What Is Sadfishing?

Don't fall for sadfishing

Sadfishing. It’s the latest dark cyber trend that everyone is talking about. Studies into the phenomena have only really focused on it’s impact upon young users of social media. However it can also effect adults when dating online. Here’s everything you need to know, how to spot it and how to be prevent being sadfished…

What Is Sadfishing?

Sadfishing on social media is when someone posts a status or image about something horrible that has happened to them, or advertising that they are feeling down. Their only goal is to get attention. It’s almost like emotional blackmail. When online dating, when someone tells you their problems or issues very early on and without warning, they may be sadfishing you.

Does It Happen A Lot?

It happens quite frequently in online dating. But there are a few different reasons why, some worse than others. Some people might be genuinely trying to reach out to someone and have no one else to talk to about their sadness. They would probably only confide in you if you had been speaking for a while. So, if this is the case you have nothing to worry about. You should be as supportive as you can be and this is not sadfishing.

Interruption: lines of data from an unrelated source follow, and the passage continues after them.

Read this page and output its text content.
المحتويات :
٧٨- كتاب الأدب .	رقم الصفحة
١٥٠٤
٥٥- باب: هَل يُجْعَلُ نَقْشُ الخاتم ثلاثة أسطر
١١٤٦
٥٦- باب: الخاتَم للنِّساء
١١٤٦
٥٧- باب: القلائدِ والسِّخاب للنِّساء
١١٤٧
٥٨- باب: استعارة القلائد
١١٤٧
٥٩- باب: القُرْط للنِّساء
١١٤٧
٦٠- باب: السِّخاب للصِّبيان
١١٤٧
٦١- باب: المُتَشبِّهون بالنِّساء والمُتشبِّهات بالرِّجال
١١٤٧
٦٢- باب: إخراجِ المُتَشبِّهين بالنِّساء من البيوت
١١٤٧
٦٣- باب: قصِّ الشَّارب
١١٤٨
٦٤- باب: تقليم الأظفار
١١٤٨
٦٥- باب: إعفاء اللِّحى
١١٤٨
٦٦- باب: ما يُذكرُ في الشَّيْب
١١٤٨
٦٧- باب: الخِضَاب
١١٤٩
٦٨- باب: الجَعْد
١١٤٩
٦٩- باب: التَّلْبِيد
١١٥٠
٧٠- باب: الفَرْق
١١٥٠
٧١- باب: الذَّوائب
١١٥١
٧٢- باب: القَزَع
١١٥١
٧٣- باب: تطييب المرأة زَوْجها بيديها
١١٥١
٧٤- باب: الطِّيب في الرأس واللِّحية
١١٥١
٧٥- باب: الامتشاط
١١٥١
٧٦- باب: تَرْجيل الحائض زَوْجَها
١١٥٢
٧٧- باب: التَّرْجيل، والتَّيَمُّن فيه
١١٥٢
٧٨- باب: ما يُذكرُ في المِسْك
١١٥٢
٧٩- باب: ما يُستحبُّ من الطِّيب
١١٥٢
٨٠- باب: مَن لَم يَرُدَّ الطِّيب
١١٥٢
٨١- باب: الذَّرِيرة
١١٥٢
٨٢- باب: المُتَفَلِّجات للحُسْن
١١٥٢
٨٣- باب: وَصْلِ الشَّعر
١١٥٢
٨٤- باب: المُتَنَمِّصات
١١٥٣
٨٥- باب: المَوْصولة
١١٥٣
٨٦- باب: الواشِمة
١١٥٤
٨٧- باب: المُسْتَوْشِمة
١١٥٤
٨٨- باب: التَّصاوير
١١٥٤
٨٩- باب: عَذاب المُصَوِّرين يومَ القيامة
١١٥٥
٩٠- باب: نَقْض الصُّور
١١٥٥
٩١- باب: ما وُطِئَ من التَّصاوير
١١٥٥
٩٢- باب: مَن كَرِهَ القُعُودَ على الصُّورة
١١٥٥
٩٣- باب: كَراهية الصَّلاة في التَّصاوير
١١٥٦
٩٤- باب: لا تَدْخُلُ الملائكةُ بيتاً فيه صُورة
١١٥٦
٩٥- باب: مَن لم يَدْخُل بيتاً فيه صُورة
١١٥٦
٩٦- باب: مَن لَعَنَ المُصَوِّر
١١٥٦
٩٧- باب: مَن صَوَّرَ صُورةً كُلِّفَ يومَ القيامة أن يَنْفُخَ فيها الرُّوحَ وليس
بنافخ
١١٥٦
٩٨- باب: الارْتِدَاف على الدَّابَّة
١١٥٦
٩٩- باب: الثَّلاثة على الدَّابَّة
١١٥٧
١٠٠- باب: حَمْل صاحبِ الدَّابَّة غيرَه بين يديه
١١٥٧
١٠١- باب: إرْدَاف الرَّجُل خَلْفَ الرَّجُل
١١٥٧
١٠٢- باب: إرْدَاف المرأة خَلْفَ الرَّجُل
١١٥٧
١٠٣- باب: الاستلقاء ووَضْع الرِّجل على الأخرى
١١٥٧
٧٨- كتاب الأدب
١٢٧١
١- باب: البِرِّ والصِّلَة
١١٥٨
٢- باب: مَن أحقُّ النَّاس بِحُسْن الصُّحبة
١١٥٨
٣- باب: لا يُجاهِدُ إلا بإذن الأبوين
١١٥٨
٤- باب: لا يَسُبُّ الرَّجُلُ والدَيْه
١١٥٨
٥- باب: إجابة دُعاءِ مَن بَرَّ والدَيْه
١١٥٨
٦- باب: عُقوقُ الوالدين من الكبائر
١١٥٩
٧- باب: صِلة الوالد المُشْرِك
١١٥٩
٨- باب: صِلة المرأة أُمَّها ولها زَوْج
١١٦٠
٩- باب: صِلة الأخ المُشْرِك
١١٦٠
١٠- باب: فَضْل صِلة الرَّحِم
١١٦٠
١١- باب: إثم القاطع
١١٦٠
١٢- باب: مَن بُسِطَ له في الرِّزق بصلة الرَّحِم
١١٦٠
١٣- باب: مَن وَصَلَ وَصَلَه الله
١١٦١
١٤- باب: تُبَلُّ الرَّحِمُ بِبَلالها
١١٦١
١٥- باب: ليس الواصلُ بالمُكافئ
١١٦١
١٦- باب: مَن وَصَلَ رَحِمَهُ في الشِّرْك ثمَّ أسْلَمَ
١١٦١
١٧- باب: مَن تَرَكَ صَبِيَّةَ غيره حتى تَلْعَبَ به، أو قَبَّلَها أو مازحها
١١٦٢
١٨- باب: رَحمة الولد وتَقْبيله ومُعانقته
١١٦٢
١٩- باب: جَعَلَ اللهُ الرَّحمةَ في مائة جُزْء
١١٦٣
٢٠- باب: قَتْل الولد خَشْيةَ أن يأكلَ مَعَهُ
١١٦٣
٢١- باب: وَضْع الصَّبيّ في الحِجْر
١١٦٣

A sadfish. How to avoid sadfishing

What Do I Do If I Get Sadfished?

If you haven’t spoken to someone long and they jump right in with their tales of depression and sadness – be wary. It is a well known tactic used by scammers. The most common tales include the tragic death of a spouse or an ill relative. We’re not saying never believe these stories, we’re just saying that it is worth taking a step back and thinking, is it too early on in our relationship to be sharing these intimate details with each other? If you think you’re being sadfished, lend a supportive ear, reply as you would with a stranger, but don’t get too involved. Until you know the person in the real world, it’s worth keeping your distance. Also, don’t ever feel obliged to swap sad stories or experiences until you feel ready. You don’t know this person’s intention for sharing this story, so act with caution and don’t give too much away about yourself.

How Do I Avoid Sadfishing Someone?

If you need to talk to someone about your genuine sadness or bad situation, dating sites are not the place for this. No good relationship can ever be built upon guilt or sympathy alone. Negativity is also not an attractive quality. Speak to trusted family or friends or contact a helpline instead. If you find yourself making up sad stories for attention – stop! Being yourself is enough to get someone to like you and if it isn’t, they simply aren’t the one.